The United Kingdom is preventing a Nigerian woman from going to the aid of her England-based sister now battling leukaemia.
Leukaemia is a malignant progressive disease in which the bone marrow and other blood-forming organs produce increased numbers of immature or abnormal leucocytes. These suppress the production of normal blood cells, leading to anaemia and other symptoms.
Doctors attending to May Brown, 23,of Weymouth in Dorset, England, at the King’s College Hospital in London have told her that her sister Martha is a “10 out of 10” tissue match.
But Martha, a school teacher in Nigeria, has been refused permission to enter the UK to donate bone marrow required by her distraught sister.
A charity, African Caribbean Leukaemia Trust (ACLT) said Martha had been refused a visa because her income was too low.

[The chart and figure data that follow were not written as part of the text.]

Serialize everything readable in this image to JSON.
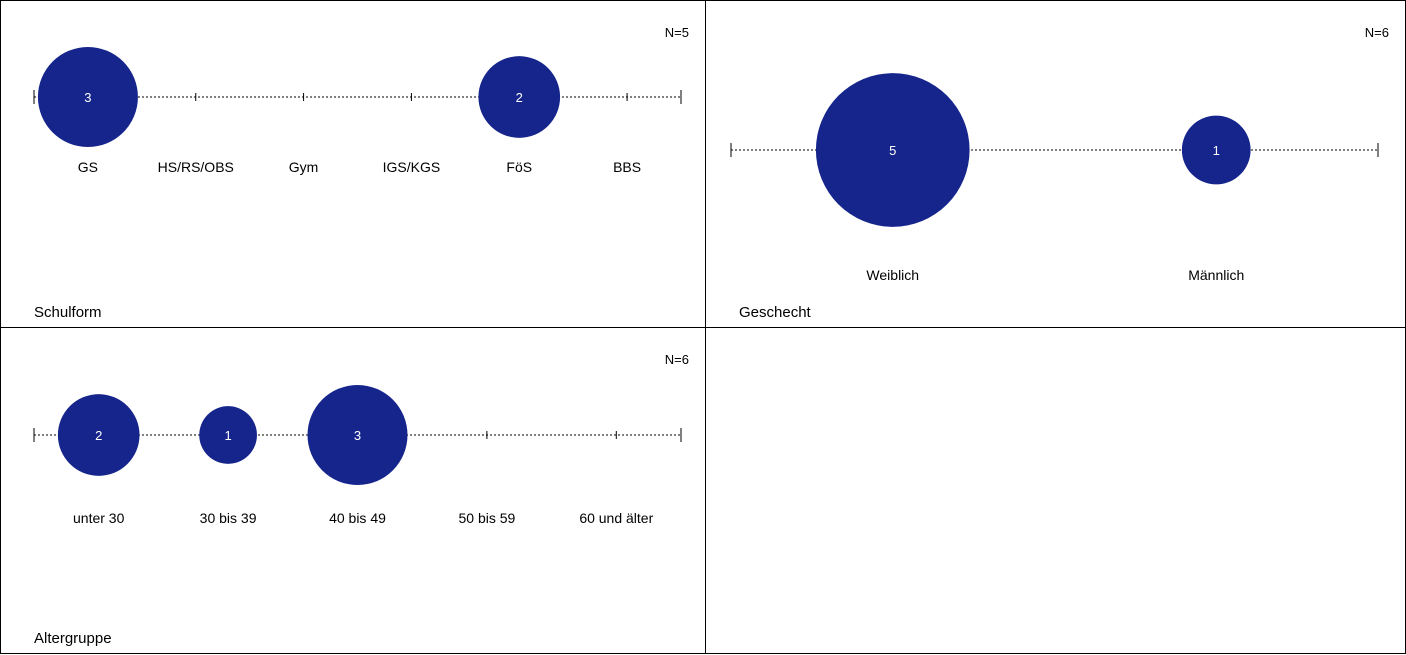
{
  "chart_data": [
    {
      "type": "bubble",
      "title": "Schulform",
      "n_label": "N=5",
      "categories": [
        "GS",
        "HS/RS/OBS",
        "Gym",
        "IGS/KGS",
        "FöS",
        "BBS"
      ],
      "values": [
        3,
        0,
        0,
        0,
        2,
        0
      ],
      "color": "#15258b"
    },
    {
      "type": "bubble",
      "title": "Geschecht",
      "n_label": "N=6",
      "categories": [
        "Weiblich",
        "Männlich"
      ],
      "values": [
        5,
        1
      ],
      "color": "#15258b"
    },
    {
      "type": "bubble",
      "title": "Altergruppe",
      "n_label": "N=6",
      "categories": [
        "unter 30",
        "30 bis 39",
        "40 bis 49",
        "50 bis 59",
        "60 und älter"
      ],
      "values": [
        2,
        1,
        3,
        0,
        0
      ],
      "color": "#15258b"
    }
  ]
}
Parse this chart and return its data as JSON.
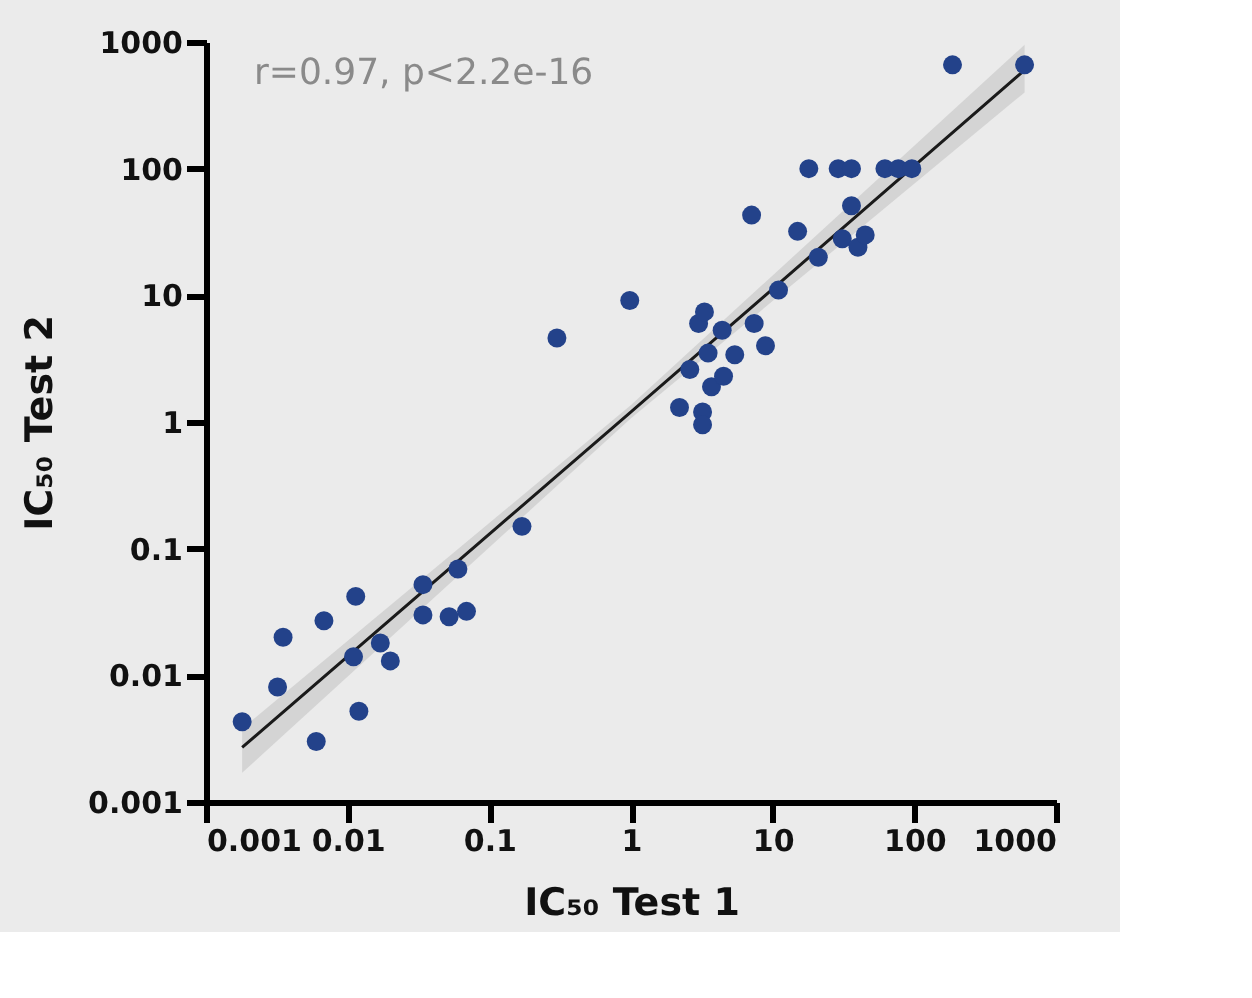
{
  "chart_data": {
    "type": "scatter",
    "xlabel": "IC₅₀ Test 1",
    "ylabel": "IC₅₀ Test 2",
    "annotations": [
      "r=0.97, p<2.2e-16"
    ],
    "log": "xy",
    "grid": false,
    "xlim": [
      0.001,
      1000
    ],
    "ylim": [
      0.001,
      1000
    ],
    "xticks": [
      0.001,
      0.01,
      0.1,
      1,
      10,
      100,
      1000
    ],
    "yticks": [
      0.001,
      0.01,
      0.1,
      1,
      10,
      100,
      1000
    ],
    "series": [
      {
        "marker": "circle",
        "color": "#23428a",
        "x": [
          0.0018,
          0.0032,
          0.0035,
          0.006,
          0.0068,
          0.011,
          0.0114,
          0.012,
          0.017,
          0.02,
          0.034,
          0.034,
          0.052,
          0.069,
          0.06,
          0.17,
          0.3,
          0.98,
          2.2,
          2.6,
          3.2,
          3.2,
          3.0,
          3.3,
          3.5,
          3.7,
          4.4,
          4.5,
          5.4,
          7.4,
          8.9,
          7.1,
          11,
          15,
          18,
          21,
          29,
          36,
          31,
          36,
          40,
          45,
          62,
          77,
          96,
          186,
          600
        ],
        "values": [
          0.0043,
          0.0081,
          0.02,
          0.003,
          0.027,
          0.014,
          0.042,
          0.0052,
          0.018,
          0.013,
          0.03,
          0.052,
          0.029,
          0.032,
          0.069,
          0.15,
          4.6,
          9.1,
          1.3,
          2.6,
          1.2,
          0.95,
          6.0,
          7.4,
          3.5,
          1.9,
          5.3,
          2.3,
          3.4,
          6.0,
          4.0,
          43,
          11,
          32,
          100,
          20,
          100,
          100,
          28,
          51,
          24,
          30,
          100,
          100,
          100,
          660,
          660
        ]
      },
      {
        "type": "line",
        "line_style": "solid",
        "color": "#1a1a1a",
        "x": [
          0.0018,
          1,
          600
        ],
        "values": [
          0.0027,
          1.2,
          600
        ],
        "lower": [
          0.0017,
          1.07,
          400
        ],
        "upper": [
          0.0038,
          1.36,
          950
        ]
      }
    ]
  }
}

The Home Office said immigration rules were applied to all visa applications.
Mrs. Brown’s doctors told her that her only chance of survival is an urgent stem cell transplant.
Medical tests identified Martha as a perfect match, the ACLT said, but she was refused a visa because her teacher’s salary of £222 per month was too low.
The charity said Mrs. Brown had offered to cover all of her sister’s costs.
It has set up an online petition, signed by more than 2,000 people, to reverse the visa decision.
The Home Office said it could not comment on individual cases.
A spokesman added: “We are sensitive to cases with compassionate circumstances but all visa applications must be assessed against the immigration rules.
“The onus is on the individual to provide the necessary supporting evidence to prove they meet the requirements.”